“WARNA DANAU” SETELAH DI MEDAN (Sebuah Catatan Penyutradaraan)

Oleh: Thompson Hs

Kopi Times | Medan – Panggung kembali dipasang dua hari sebelum pertunjukan di Ballroom Hotel Grand Mercure Medan karena pertunjukan “Warna Danau” akan disajikan kepada sasaran penonton di kota tujuan terakhir setelah Balige, Jakarta, dan Padang. Jadi pertunjukan di Medan adalah yang terakhir. Pertunjukan di hotel seberang bekas Taman Budaya Sumatera itu dilaksanakan pada Kamis, 16 Desember 2021; dipercepat dua hari dari jadual yang sudah terpublikasi sebelumnya. Tim “Warna Danau” juga menginap di hotel tersebut, sebagaimana mengikuti standar kordinasi, menuju eksekusi jadual pertunjukan. Di Padang juga demikian. Hanya di Balige dan Jakarta penginapan terpisah dari tempat pelaksanaan pertunjukan. Semua strategi penginapan dan kordinasi teknis yang disesuaikan berdasarkan tempat tujuan pertunjukan sudah disurvey pada bulan Oktober 2021. Survey dilakukan oleh Bpnb Aceh bersama Octavianus Matondang dan rekanan dari Banda Aceh. 
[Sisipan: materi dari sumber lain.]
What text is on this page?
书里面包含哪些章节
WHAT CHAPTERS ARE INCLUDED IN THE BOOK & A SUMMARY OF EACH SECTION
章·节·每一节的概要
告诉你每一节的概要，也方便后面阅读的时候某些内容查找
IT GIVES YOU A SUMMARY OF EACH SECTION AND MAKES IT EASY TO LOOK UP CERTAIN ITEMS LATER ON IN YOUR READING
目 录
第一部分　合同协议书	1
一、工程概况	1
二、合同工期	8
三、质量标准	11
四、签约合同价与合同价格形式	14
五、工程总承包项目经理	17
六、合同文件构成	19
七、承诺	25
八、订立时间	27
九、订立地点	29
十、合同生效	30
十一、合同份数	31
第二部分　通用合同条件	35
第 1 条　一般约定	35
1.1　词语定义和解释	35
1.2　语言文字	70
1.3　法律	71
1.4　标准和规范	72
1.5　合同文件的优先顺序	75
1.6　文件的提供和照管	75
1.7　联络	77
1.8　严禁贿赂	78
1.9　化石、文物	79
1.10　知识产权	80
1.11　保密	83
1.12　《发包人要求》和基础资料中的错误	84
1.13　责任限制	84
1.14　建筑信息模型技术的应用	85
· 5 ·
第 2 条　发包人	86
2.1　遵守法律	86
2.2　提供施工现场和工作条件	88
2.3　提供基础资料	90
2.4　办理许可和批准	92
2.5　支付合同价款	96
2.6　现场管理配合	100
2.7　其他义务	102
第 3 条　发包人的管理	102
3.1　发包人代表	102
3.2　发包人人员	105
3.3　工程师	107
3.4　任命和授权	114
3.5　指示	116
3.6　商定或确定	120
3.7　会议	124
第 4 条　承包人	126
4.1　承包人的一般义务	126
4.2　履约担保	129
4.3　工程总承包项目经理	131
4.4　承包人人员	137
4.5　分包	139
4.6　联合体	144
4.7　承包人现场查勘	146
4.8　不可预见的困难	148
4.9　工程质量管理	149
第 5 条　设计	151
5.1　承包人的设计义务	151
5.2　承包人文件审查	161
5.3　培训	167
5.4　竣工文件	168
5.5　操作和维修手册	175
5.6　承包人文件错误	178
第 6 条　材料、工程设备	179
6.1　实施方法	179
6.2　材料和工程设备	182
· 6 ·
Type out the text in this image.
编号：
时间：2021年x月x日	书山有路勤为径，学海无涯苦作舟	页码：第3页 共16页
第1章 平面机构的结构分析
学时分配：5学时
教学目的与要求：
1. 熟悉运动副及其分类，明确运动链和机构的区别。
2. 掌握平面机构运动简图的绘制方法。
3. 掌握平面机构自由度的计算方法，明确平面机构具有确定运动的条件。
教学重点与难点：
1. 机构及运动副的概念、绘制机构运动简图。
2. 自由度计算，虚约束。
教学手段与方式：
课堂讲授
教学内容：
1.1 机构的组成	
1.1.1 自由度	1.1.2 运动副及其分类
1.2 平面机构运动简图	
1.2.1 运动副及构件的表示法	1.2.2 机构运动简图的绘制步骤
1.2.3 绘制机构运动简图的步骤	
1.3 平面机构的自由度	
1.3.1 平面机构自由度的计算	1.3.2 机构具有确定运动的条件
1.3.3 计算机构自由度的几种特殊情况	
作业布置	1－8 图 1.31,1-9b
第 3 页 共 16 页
Panggung terlihat menjadi biasa dibandingkan dengan penglihatan kepada 3 kemewahan sebelumnya. Kemewahan panggung dapat terlihat karena gedungnya. Panggung yang lebih mewah bagi Tim “Warna Danau” adalah yang menantang seperti di Gedung Kesenian Jakarta (GKJ). Di sana panggung sudah tersedia sesuai standar pertunjukan. Sedangkan panggung di Balige, Padang, dan Medan tanda kemewahannya adalah standar yang biasa seperti panggung-panggung teknis yang dipasang atau dipesan. Kemewahan panggung di sebuah gedung pertunjukan dan di hotel sudah pasti berbeda. Sedangkan kemewahan artistiknya tentu saja tergantung mutu kordinasi struktur produksi.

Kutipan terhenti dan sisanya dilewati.